第5話 運命の別れ途②

「佐保、少しいいかい」

 その日も、風の強い日だった。花散らしの強い風が吹き荒れていた。

 山小屋に籠る佐保のもとに、珍しく村長が幾人もの村人を連れ立って訪ねてきた。

「おじい様、どうかしましたか?」

 おじい様、と呼ぶけれど、血縁関係はない。村長は佐保の育ての親だ。

 機織りの手を止めて立ち上がった佐保はそっと村長の顔色を窺った。

「急いで出来上がっている布をもって降りてきなさい。都からの使者だ」

「都……州都ですか? 布の仕入れの話でしょうか」

 州都の商家や州牧らからの使者が訪れることはたびたびだった。

 普段ならば嬉しそうな顔をする村人たちなのに、今日はどこか焦った様子なのが気にかかった。

「いや、国都の――それも王城からだ」

(こんな山奥に――!?)

 突然のことに、佐保は驚いて、大急ぎで小屋の中の布の選別に取り掛かった。



 急ぎ足で村長の家に向かうと、邸の前には豪奢な軒が停まっていた。

 これまでの州都からの使者とは比べ物にならない。

「『春霞』の織り手は貴女ですね」

 丁重にもてなされた使者は、出されたお茶に一切手を付けることなく、布を検分すると毅然とした声で佐保に語り掛けた。

 温度を感じない声音にびくりと肩を揺らし、佐保は小さく肯定した。

「春の姫神の逸話を流布したのも貴方ですか」

 佐保は同じく是と答えた。畏怖で声が震えるのが分かった。

「陛下が『春霞』に大変興味をお持ちです。今すぐ、最上級のものを持って参上するようにと織り手にお召しがかかっております。その腕を陛下のためだけに揮っていただきたい」

(陛下からのお召し……!)

 つまり、これは勅使である。

 邸に集まる人々の間に、ざわめきが広がった。辺鄙な村に都からの使者を迎えること自体が異例であるというのに、村の者に直接召喚がかかっているのだというのだ。

(どうしよう。都なんて、私……)

 佐保自身もかつてないほどに動揺していた。田舎の、それも山小屋に引きこもって生きてきた彼女にとって都というのは異世界のようなものだった。都に召喚されたということは、そのまま宮仕えをするということも考えられる。答えに窮してちらりと村長に目を向ければ、村長の方も視線をあちこちにさまよわせていた。

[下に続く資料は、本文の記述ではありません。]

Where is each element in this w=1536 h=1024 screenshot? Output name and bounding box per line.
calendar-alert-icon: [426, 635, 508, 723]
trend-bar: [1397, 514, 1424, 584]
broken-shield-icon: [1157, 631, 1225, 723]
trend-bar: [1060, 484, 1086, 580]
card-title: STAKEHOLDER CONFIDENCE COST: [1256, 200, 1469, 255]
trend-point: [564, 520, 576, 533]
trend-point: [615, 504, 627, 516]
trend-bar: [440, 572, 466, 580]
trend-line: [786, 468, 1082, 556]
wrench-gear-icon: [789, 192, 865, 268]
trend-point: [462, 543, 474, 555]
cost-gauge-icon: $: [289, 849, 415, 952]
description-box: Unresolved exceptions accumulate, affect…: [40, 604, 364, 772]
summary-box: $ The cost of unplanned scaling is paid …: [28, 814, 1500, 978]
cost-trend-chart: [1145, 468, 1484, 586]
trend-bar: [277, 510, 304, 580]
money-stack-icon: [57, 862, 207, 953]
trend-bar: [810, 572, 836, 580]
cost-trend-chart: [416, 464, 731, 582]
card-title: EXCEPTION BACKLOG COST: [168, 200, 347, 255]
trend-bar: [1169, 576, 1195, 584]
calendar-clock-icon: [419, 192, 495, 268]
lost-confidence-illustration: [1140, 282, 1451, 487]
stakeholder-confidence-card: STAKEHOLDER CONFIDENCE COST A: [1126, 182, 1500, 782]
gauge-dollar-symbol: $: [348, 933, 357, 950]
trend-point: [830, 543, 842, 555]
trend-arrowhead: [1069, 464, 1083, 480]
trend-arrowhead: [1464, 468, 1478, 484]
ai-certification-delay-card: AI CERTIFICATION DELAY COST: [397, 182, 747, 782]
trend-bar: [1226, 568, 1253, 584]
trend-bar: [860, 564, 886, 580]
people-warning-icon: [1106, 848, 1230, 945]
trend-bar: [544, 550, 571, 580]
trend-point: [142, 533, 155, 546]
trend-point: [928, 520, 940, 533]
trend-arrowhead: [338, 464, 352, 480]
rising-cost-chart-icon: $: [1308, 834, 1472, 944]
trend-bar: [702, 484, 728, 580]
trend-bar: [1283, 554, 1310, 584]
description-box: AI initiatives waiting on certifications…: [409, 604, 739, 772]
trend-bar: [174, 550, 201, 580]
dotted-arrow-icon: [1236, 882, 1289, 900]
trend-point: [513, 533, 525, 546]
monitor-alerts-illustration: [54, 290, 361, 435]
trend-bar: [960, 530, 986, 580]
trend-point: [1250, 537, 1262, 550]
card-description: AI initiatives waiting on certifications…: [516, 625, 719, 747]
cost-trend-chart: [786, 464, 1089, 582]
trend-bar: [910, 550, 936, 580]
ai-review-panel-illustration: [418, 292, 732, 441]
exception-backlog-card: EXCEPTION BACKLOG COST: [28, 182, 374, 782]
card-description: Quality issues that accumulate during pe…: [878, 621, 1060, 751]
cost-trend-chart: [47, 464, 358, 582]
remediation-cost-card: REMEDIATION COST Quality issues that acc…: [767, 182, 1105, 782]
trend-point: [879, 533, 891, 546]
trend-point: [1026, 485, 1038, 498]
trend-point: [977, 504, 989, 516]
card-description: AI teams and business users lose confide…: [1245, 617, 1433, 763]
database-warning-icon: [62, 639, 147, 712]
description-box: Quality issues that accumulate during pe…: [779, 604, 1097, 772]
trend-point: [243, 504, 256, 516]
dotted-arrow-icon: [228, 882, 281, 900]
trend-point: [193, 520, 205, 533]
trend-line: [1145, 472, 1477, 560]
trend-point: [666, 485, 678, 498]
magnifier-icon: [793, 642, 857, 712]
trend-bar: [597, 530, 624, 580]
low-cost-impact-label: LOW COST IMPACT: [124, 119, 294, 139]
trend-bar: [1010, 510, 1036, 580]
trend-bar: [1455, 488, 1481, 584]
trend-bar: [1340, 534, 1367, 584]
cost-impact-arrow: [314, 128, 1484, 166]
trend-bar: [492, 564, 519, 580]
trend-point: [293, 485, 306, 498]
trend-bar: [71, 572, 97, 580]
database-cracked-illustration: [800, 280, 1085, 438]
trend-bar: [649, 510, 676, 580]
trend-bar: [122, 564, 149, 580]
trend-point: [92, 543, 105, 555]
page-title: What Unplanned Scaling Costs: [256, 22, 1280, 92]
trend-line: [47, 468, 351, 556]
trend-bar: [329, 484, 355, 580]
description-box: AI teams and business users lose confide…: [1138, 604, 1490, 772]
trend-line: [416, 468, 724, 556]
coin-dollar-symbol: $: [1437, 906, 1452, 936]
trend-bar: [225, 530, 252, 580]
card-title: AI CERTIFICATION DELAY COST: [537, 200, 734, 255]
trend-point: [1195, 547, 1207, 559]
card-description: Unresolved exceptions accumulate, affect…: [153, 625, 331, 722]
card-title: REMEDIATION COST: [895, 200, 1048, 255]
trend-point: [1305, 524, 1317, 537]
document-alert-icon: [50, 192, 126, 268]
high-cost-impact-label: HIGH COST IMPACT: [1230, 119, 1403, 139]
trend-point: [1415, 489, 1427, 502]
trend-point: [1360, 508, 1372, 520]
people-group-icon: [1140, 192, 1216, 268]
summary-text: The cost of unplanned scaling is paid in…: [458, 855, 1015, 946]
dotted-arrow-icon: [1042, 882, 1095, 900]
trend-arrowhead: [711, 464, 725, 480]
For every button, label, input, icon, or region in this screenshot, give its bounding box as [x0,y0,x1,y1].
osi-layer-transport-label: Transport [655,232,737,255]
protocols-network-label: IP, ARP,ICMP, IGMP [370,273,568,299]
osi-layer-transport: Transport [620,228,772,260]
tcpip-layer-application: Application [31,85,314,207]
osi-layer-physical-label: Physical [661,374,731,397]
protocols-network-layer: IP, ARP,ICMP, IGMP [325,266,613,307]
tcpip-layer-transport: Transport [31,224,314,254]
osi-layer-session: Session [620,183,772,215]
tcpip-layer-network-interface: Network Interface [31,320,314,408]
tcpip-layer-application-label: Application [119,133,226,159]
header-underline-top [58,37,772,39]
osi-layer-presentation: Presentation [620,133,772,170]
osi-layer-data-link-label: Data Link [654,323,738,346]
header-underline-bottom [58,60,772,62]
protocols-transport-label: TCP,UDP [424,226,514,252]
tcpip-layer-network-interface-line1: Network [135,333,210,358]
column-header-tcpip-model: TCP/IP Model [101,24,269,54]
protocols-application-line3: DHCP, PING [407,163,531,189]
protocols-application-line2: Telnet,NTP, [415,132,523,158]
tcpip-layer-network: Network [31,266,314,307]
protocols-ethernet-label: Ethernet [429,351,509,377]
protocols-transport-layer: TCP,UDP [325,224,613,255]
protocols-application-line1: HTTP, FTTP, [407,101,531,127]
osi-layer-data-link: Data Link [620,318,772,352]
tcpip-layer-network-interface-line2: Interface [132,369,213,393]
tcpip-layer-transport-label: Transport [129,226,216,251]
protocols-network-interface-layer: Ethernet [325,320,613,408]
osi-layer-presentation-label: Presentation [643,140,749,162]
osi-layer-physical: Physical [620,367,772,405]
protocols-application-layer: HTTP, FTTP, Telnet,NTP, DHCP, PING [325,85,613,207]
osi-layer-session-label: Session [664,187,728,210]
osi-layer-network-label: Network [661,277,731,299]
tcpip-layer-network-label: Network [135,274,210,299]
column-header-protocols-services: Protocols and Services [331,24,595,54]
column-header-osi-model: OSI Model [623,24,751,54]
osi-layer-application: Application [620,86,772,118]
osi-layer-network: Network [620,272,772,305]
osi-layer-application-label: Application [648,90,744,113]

「あまりに急なお話ではありませんか。この村は州府に任されたこの娘の生業――それこそ『春霞』が生活を営む糧となっております」

 それを連れていかれては、と何とか口を開いた村長は眉を下げた。

「州府との話もついていますし、ただでとは申しません」

 使者は従者に何かの布包みを取らせると、それを村長に渡した。

 村長が包みを開けば、先程までとは違うどよめきが広がった。

「しめて金600貫。州府からの徴税は向こう十年は四割にとどめることを約束しましょう。これでいかがでしょう」

 村長はもったりとした瞼をこれでもかとないぐらいに押し開けて輝く金貨を眺めた。

 これ以上ないほどの厚遇。――でも、これでは人買いと同じではないか。

(おじい様、私を手放すなんて言わないですよね……?)

 佐保は祈るような気持ちで村長を眺めた。

「またいつか」にほのかに期待して、大切に囲いの中で暮らすのも決して嫌いではなかった。愛情と打算がないまぜになった村人の優しさだって、苦い思いはあるけれど感謝していた。知らないところへひとり売り払われてしまうよりはずっといい。

 そんな佐保にほんのわずかも視線をくれてやることなく、村長は風呂敷の中から視線を使者に移した。

「ええ、これならば向こう数十年は暮らしていけます」

 佐保、行ってくれるだろうね。

 村長の言葉に、佐保は小さく唇を引き結んだ。邸に集まる村人たちも、誰も引き留める者はいなかった。

(私、おじい様に売られたんだわ……)

 それでも、これだけのお金があれば村は困らないだろう。

 育ててくれた村人のためになるのならば。佐保は小さく、是、と答えるほかなかった。